1. The ratio between 6/5 and 5/4 (and 8/5 and 5/3) is 25/24.
2. The ratios with relatively low numbers 4/3 and 3/2 are 203.91 cents apart, while the ratios with relatively high numbers 6/5 and 5/4 are 70.67 cents apart.
3. The ratio between the lowest and 2nd lowest and the highest and 2nd highest ratios are the same, and so on.

==Size of the tonality diamond==
If φ(n) is Euler's totient function, which gives the number of positive integers less than n and relatively prime to n, that is, it counts the integers less than n which share no common factor with n, and if d(n) denotes the size of the n-limit tonality diamond, we have the formula
$d(n) = \sum_{m<n \ odd} \phi(m).$
From this we can conclude that the rate of growth of the tonality diamond is asymptotically equal to $\frac{2}{\pi^2} n^2$. The first few values are the important ones, and the fact that the size of the diamond grows as the square of the size of the odd limit tells us that it becomes large fairly quickly. There are seven members to the 5-limit diamond, 13 to the 7-limit diamond, 19 to the 9-limit diamond, 29 to the 11-limit diamond, 41 to the 13-limit diamond, and 49 to the 15-limit diamond; these suffice for most purposes.
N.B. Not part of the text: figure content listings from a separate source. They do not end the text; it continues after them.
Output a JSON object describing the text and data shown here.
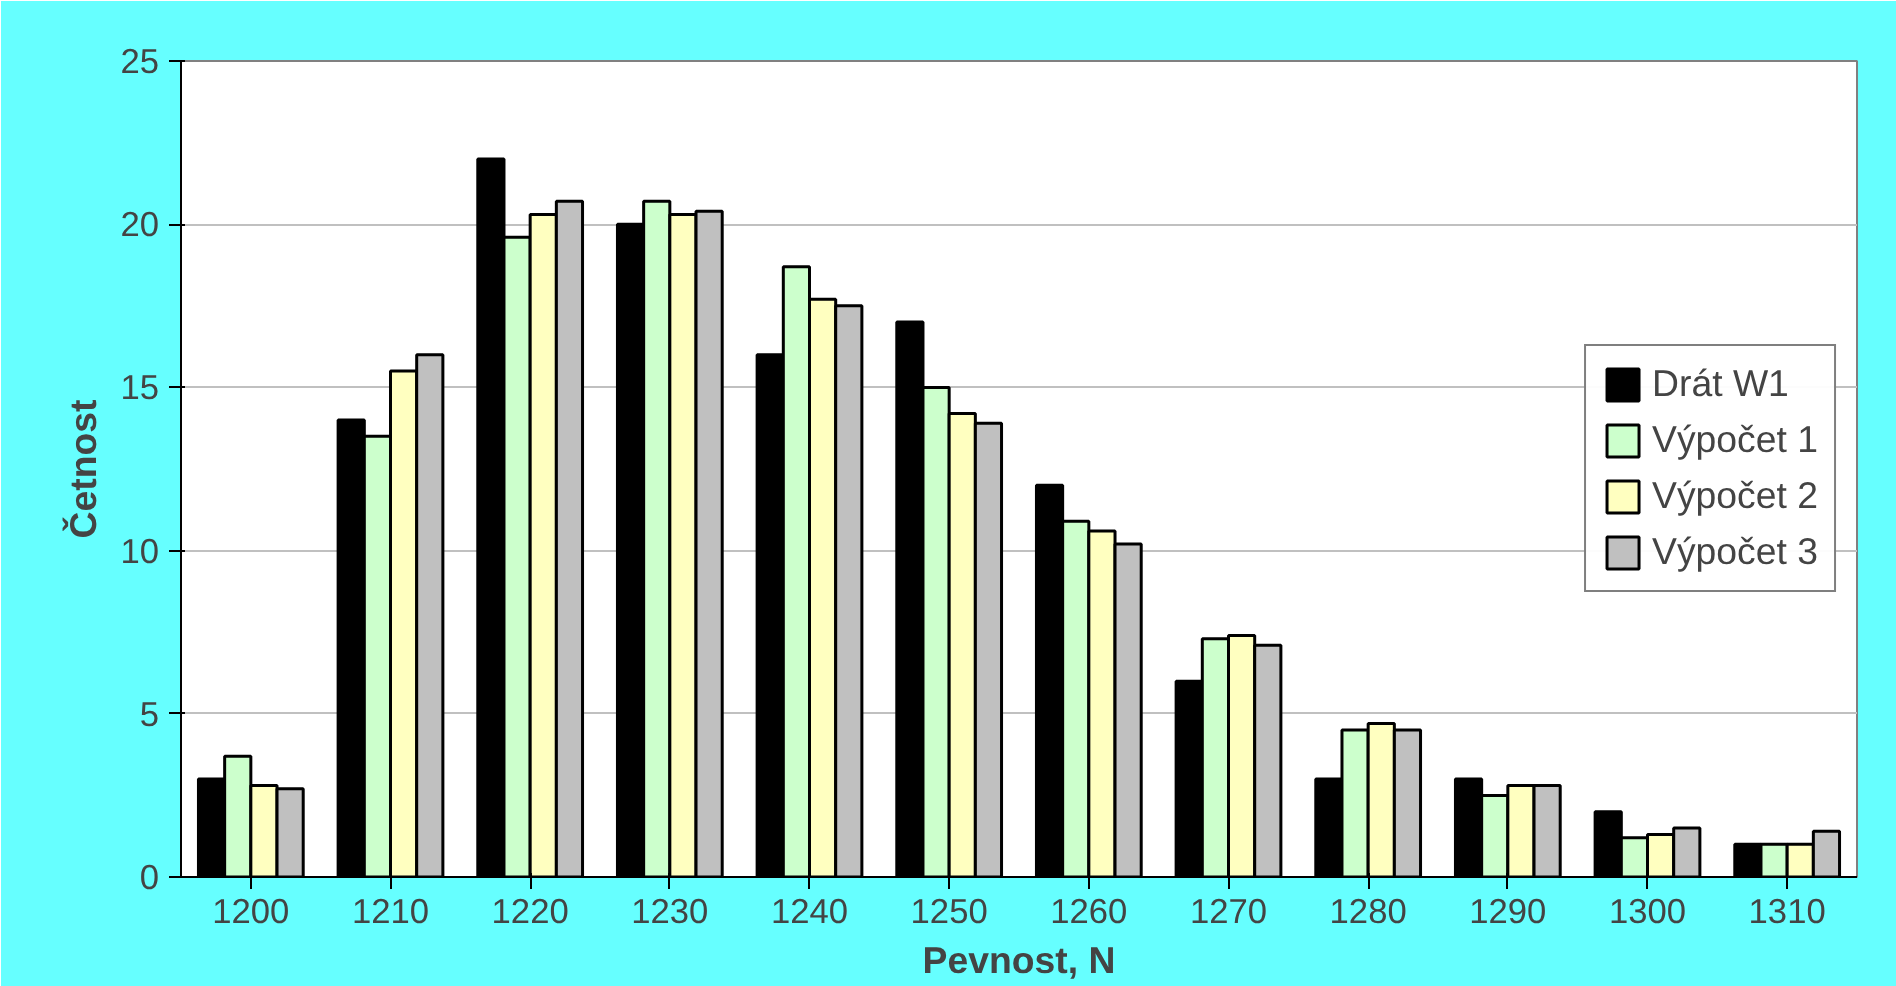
{
  "chart_data": {
    "type": "bar",
    "xlabel": "Pevnost, N",
    "ylabel": "Četnost",
    "categories": [
      "1200",
      "1210",
      "1220",
      "1230",
      "1240",
      "1250",
      "1260",
      "1270",
      "1280",
      "1290",
      "1300",
      "1310"
    ],
    "series": [
      {
        "name": "Drát W1",
        "color": "#000000",
        "values": [
          3,
          14,
          22,
          20,
          16,
          17,
          12,
          6,
          3,
          3,
          2,
          1
        ]
      },
      {
        "name": "Výpočet 1",
        "color": "#ccffcc",
        "values": [
          3.7,
          13.5,
          19.6,
          20.7,
          18.7,
          15,
          10.9,
          7.3,
          4.5,
          2.5,
          1.2,
          1
        ]
      },
      {
        "name": "Výpočet 2",
        "color": "#ffffc0",
        "values": [
          2.8,
          15.5,
          20.3,
          20.3,
          17.7,
          14.2,
          10.6,
          7.4,
          4.7,
          2.8,
          1.3,
          1
        ]
      },
      {
        "name": "Výpočet 3",
        "color": "#c0c0c0",
        "values": [
          2.7,
          16,
          20.7,
          20.4,
          17.5,
          13.9,
          10.2,
          7.1,
          4.5,
          2.8,
          1.5,
          1.4
        ]
      }
    ],
    "ylim": [
      0,
      25
    ],
    "yticks": [
      0,
      5,
      10,
      15,
      20,
      25
    ],
    "grid": "y",
    "legend": "right"
  }
}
==Translation to string length ratios==
Yuri Landman published an otonality and utonality diagram that clarifies the relationship of Partch's tonality diamonds to the harmonic series and string lengths (as Partch also used in his Kitharas) and Landman's Moodswinger instrument.

In Partch's ratios, the over number corresponds to the number of equal divisions of a vibrating string, and the under number corresponds to which division the string length is shortened to. For example, 5/4 is derived from dividing the string into 5 equal parts and shortening the length to the 4th part from the bottom. In Landman's diagram, those numbers are inverted, changing the frequency ratios into string length ratios.